While this is an attractive approach to prevent metastasis, targeting Nrf2 is a double-edged sword. While there are strong opinions that further pharmacological development of drugs that enhance Nrf2 activity should be pursued for preventing not only cancer but also many other diseases in which oxidative and inflammatory stress are crucial for pathogenesis (61–63), many new drugs that activate Nrf2 are now in clinical trials. Other recent genetic analyses show that mutations in Nrf2 or Keap1 are found in some cancers; and that these mutations enhance Nrf2 activity and are associated with resistance to standard chemotherapy and poor survival from cancer (64–66). Therefore, it has also been suggested that inhibitors of Nrf2 should be developed for the treatment of cancer.

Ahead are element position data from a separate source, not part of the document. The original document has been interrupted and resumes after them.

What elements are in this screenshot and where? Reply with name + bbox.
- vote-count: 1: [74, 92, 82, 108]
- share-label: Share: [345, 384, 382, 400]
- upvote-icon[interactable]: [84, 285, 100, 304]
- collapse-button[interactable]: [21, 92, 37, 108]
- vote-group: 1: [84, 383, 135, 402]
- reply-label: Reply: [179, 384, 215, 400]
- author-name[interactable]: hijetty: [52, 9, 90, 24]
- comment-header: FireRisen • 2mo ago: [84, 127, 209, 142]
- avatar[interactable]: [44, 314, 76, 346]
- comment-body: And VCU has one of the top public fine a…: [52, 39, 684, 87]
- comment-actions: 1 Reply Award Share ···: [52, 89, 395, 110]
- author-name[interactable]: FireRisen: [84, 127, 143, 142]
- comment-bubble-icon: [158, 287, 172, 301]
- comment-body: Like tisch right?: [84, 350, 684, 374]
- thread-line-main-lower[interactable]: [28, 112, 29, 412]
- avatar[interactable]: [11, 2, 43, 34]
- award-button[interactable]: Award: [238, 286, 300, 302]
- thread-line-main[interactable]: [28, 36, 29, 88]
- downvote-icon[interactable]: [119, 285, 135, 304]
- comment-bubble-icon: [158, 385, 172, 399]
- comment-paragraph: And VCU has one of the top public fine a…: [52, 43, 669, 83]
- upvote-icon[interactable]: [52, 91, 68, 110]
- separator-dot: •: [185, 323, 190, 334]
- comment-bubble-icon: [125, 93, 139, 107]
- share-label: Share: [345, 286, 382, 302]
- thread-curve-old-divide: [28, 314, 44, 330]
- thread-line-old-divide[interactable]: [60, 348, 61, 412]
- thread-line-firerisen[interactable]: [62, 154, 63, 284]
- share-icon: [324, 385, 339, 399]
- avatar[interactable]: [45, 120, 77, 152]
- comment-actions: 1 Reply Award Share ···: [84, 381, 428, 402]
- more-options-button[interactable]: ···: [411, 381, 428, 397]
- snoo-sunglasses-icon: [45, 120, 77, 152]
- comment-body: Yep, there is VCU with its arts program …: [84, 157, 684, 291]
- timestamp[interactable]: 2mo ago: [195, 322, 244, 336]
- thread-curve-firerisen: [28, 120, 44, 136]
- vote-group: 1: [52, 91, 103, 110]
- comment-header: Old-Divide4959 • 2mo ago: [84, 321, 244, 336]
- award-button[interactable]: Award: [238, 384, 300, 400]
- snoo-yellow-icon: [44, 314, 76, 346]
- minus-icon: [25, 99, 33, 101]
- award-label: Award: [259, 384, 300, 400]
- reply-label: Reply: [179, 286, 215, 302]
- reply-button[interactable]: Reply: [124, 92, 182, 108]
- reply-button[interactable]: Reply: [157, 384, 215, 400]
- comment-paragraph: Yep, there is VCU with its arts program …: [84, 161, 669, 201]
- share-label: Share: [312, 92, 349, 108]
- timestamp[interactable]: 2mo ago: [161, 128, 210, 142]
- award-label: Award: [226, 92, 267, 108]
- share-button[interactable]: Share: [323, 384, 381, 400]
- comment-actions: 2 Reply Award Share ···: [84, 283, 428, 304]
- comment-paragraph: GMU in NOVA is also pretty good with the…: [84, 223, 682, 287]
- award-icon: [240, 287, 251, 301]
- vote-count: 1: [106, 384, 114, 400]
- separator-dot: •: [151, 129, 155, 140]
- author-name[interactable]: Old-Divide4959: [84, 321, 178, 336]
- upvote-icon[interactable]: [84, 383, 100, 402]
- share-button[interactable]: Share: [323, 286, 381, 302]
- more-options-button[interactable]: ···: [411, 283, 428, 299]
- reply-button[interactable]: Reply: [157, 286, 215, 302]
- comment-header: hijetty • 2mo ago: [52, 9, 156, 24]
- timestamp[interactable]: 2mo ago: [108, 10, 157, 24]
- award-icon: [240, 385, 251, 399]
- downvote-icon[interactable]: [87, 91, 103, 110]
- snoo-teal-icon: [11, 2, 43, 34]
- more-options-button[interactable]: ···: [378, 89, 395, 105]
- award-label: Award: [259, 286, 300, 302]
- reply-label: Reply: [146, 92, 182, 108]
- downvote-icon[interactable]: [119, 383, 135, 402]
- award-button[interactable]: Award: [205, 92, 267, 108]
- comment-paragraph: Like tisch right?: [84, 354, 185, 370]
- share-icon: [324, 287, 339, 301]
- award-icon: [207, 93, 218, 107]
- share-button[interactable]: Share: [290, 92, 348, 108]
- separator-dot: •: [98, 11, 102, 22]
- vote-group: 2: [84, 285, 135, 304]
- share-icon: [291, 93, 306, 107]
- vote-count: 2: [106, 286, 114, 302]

Our current data suggest a role for mutations in Keap1-Nrf2-ARE pathway in the ability of CTCs to survive the harsh environment in circulation and reach distant organs. While these findings still need to be confirmed using larger longitudinal studies in patients with metastatic disease, it provides some preliminary evidence that targeting this pathway may eliminate CTCs and prevent tumour metastases.
Funding
Funding for this project was provided by Gromada Foundation, award number (G401471-62624129981) and by the University of Cincinnati, award number (D100271-F100607), the UC Brain Tumor Center, award number (F101559-2015) and the National Center for Advancing Translational Sciences of the National Institutes of Health, award number 1UL1TR001425-01 (E.M.B.). The funding agencies had no involvement in the design of the experiments or in data interpretation.
Conflict of interest statement: None declared.